By May 20 he had concluded that his first idea was not practical, and had thought of another idea, On July 5, the completed loom was running, and as it seemed to have more advantages than the Rhoades loom. The Northrop device was given a mill trial in October 1889 at the Seaconnett Mills in Fall River. More looms were constructed.

Pleased with his new invention, a short time later he created a self-threading shuttle and added shuttle spring jaws which would hold the bobbin in place utilizing specially designed rings on the butt. His work with these other inventions helped to pave the way for his greatest design of all – The Northrop Loom, this was to be his greatest masterpiece and help to make him one of the most significant inventors within the weaving industry. This paved the way to his filling-changing battery of 1891, the basic feature of the Northrop Loom. The battery was revolutionary for several reasons. First of all, many hear the word battery and assume that this had something to do with power. This is not the case at all, Northrop' new design made it so that one loom could contain several hundred different design patterns that would enabled it to quickly move from one kind of design to another with a minimal loss of productivity. Using his two shuttle features as well as a workable warp stop created by his partners at the Draper organization, his new battery made it so that the punch cards and shuttle mechanisms that were used to develop patterns could be interchanged in a matter of minutes.

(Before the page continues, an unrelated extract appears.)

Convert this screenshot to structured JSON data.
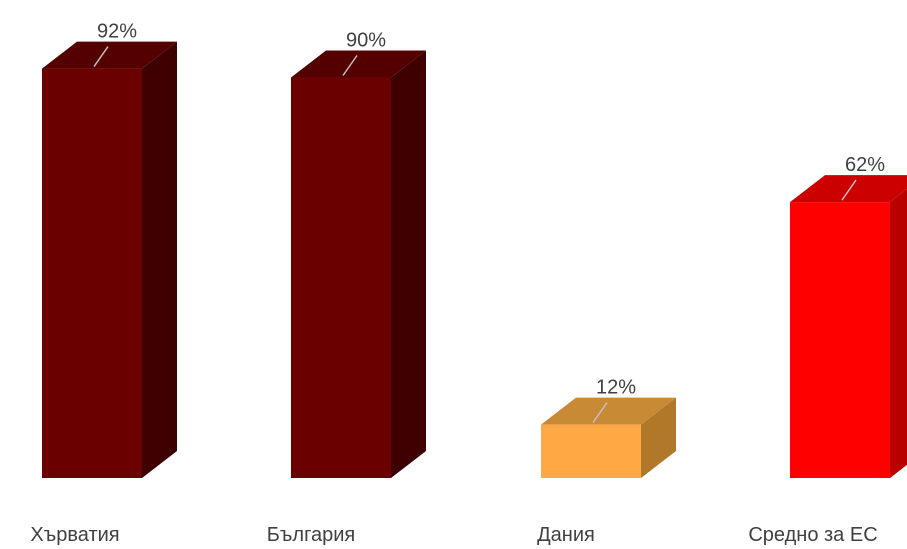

The development of a workable warp stop motion by other members of the Draper organization and marketing of the first Northrop looms in 1894 the textile industry achieved new levels of production. By 1900, Draper had sold over 60,000 Northrop looms, They were shipping 1500 a month, were employing 2500 men and enlarging their works to increase that output.

==Personal life==
He married Emily Driver of Keighley, Yorkshire and had 5 daughters. The Northrop loom sold well, so he was able to retire at the age of 42. He bought a fruit farm in Indio, California where he grew dates and spent his time fishing.